Biomarkers

Abstract

Background: Diagnosing sporadic early-onset AD (EOAD, age-at-onset<65) is challenging: in the multi-center Longitudinal Early-onset Alzheimer's Disease Study, ∼25% of patients with clinically diagnosed EOAD are amyloid-PET-negative. Here we used FDG-PET to characterize the heterogeneity of hypometabolic profiles in these patients and better identify underlying etiologies.

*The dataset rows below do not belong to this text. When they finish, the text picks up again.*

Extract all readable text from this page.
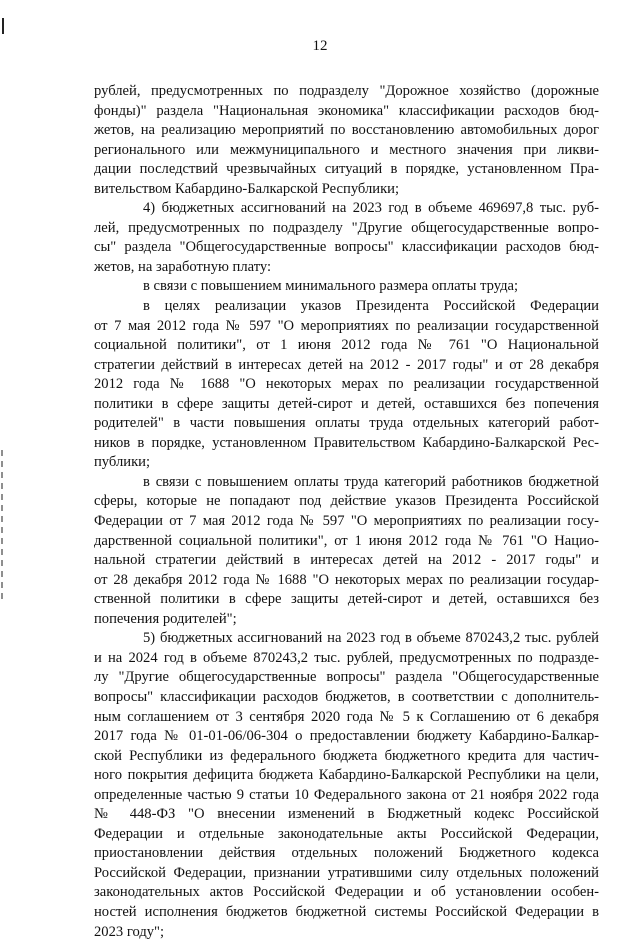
12
рублей, предусмотренных по подразделу "Дорожное хозяйство (дорожные
фонды)" раздела "Национальная экономика" классификации расходов бюд-
жетов, на реализацию мероприятий по восстановлению автомобильных дорог
регионального или межмуниципального и местного значения при ликви-
дации последствий чрезвычайных ситуаций в порядке, установленном Пра-
вительством Кабардино-Балкарской Республики;
4) бюджетных ассигнований на 2023 год в объеме 469697,8 тыс. руб-
лей, предусмотренных по подразделу "Другие общегосударственные вопро-
сы" раздела "Общегосударственные вопросы" классификации расходов бюд-
жетов, на заработную плату:
в связи с повышением минимального размера оплаты труда;
в целях реализации указов Президента Российской Федерации
от 7 мая 2012 года № 597 "О мероприятиях по реализации государственной
социальной политики", от 1 июня 2012 года № 761 "О Национальной
стратегии действий в интересах детей на 2012 - 2017 годы" и от 28 декабря
2012 года № 1688 "О некоторых мерах по реализации государственной
политики в сфере защиты детей-сирот и детей, оставшихся без попечения
родителей" в части повышения оплаты труда отдельных категорий работ-
ников в порядке, установленном Правительством Кабардино-Балкарской Рес-
публики;
в связи с повышением оплаты труда категорий работников бюджетной
сферы, которые не попадают под действие указов Президента Российской
Федерации от 7 мая 2012 года № 597 "О мероприятиях по реализации госу-
дарственной социальной политики", от 1 июня 2012 года № 761 "О Нацио-
нальной стратегии действий в интересах детей на 2012 - 2017 годы" и
от 28 декабря 2012 года № 1688 "О некоторых мерах по реализации государ-
ственной политики в сфере защиты детей-сирот и детей, оставшихся без
попечения родителей";
5) бюджетных ассигнований на 2023 год в объеме 870243,2 тыс. рублей
и на 2024 год в объеме 870243,2 тыс. рублей, предусмотренных по подразде-
лу "Другие общегосударственные вопросы" раздела "Общегосударственные
вопросы" классификации расходов бюджетов, в соответствии с дополнитель-
ным соглашением от 3 сентября 2020 года № 5 к Соглашению от 6 декабря
2017 года № 01-01-06/06-304 о предоставлении бюджету Кабардино-Балкар-
ской Республики из федерального бюджета бюджетного кредита для частич-
ного покрытия дефицита бюджета Кабардино-Балкарской Республики на цели,
определенные частью 9 статьи 10 Федерального закона от 21 ноября 2022 года
№ 448-ФЗ "О внесении изменений в Бюджетный кодекс Российской
Федерации и отдельные законодательные акты Российской Федерации,
приостановлении действия отдельных положений Бюджетного кодекса
Российской Федерации, признании утратившими силу отдельных положений
законодательных актов Российской Федерации и об установлении особен-
ностей исполнения бюджетов бюджетной системы Российской Федерации в
2023 году";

Method: Seventy-four amyloid-PET-negative patients with clinical diagnosis of sporadic EOAD (MCI or mild dementia stage) underwent FDG-PET. Patients were classified as having normal or hypometabolic FDG-PET based on a data-driven approach that compared each patient to a group of 61 age-matched amyloid-PET-negative controls using 12 methodological combinations (3 reference regions, 2 voxel-level thresholds, 2 outlier detection methods). We then assessed clinical and demographic differences between patients with normal versus hypometabolic FDG-PET, and further compared groups using independent biomarkers of neurodegeneration (structural MRI and fluid biomarkers). Finally, we applied hierarchical clustering to hypometabolic FDG-PET scans to identify patterns of hypometabolism.

Result: Thirty-six amyloid-negative patients (49%) had hypometabolic FDG-PET scans. They were older and more severely impaired across most cognitive domains than patients with normal FDG-PET (Table 1). They also had reduced hippocampal volumes and cortical thickness (Figure 1A), higher plasma and CSF neurofilament light chain (NfL) levels, and elevated plasma GFAP compared to patients with normal FDG-PET (Figure 1B). In contrast, the latter, who had intermediate cognitive scores between hypometabolic patients and controls, had MRI and fluid biomarker levels in the range of controls (Figure 1). In hypometabolic patients, hierarchical clustering identified four profiles: i) anterior temporal extending to temporo-parietal and frontal regions (n=5), ii) anterior temporal and orbitofrontal (n=11), iii) occipito-parietal (n=6), and iv) lateral frontal and parietal (n=14) (Figure 2). Genetic testing identified two patients with Frontotemporal Lobar Degeneration (FTLD)-associated pathogenic variants, both considered hypometabolic and assigned to the first (MAPT) and second (c9orf72) metabolic profiles.

Conclusion: Fifty-one percent of amyloid-negative patients had normal FDG-PET: they had milder clinical impairment, normal MRI measures, and normal NfL values, suggesting non-neurodegenerative etiologies. Patients with abnormal FDG showed heterogeneous hypometabolic patterns suggestive of multiple etiologies including Lewy body disease, FTLD or corticobasal degeneration. Longitudinal follow-up to autopsy will ultimately clarify the amyloid-negative clinical mimics of sporadic EOAD.